Iran-Sanktionen Putin lässt Sarkozy abblitzen

Alles Werben war vergeblich. Frankreichs Präsident Sarkozy hat Kreml-Chef Putin nicht davon überzeugen können, eine härtere Gangart gegen Teheran einzuschlagen. Russlands Staatschef sieht keine Beweise für die Existenz eines iranischen Atomwaffenprogramms.


Moskau - Die Absicht von Nicolas Sarkozy war klar: Bei seinem ersten Russland-Besuch als französischer Präsident wollte Sarkozy seinen russischen Amtskollegen Wladimir Putin von schärferen Sanktionen gegen Iran überzeugen.
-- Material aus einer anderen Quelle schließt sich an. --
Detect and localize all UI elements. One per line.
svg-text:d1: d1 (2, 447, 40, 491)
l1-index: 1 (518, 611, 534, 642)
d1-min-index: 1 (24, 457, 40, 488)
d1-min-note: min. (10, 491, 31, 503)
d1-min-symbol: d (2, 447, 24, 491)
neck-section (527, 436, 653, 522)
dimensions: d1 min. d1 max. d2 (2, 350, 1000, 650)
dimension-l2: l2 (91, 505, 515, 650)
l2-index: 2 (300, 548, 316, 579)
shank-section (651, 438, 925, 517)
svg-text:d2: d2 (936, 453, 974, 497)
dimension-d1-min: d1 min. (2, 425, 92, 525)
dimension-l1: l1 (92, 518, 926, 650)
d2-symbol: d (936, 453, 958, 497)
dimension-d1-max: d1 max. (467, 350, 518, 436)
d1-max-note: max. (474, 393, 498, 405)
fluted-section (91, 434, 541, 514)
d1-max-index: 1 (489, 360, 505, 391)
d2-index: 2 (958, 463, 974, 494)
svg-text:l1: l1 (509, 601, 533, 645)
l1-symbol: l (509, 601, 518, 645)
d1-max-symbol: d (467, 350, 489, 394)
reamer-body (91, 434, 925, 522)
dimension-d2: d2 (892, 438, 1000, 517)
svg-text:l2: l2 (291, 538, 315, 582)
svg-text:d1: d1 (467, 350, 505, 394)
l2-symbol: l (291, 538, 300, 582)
Aber Putin signalisierte keinerlei Bereitschaft.

Frankreichs Präsident Sarkozy und sein russischer Amtskollege Putin: "Divergenzen bei der Analyse"
AFP

Frankreichs Präsident Sarkozy und sein russischer Amtskollege Putin: "Divergenzen bei der Analyse"

"Wir haben keine Daten, die besagen, dass Iran versucht, Atomwaffen zu produzieren", sagte Putin auf einer Pressekonferenz mit Sarkozy in Moskau. "Uns liegen keine solche objektiven Daten vor. Deshalb gehen wir weiter von der Position aus, dass Iran keine solchen Pläne hat. Aber wir teilen die Bedenken unserer Partner, dass alle Programme so transparent wie möglich sein sollten."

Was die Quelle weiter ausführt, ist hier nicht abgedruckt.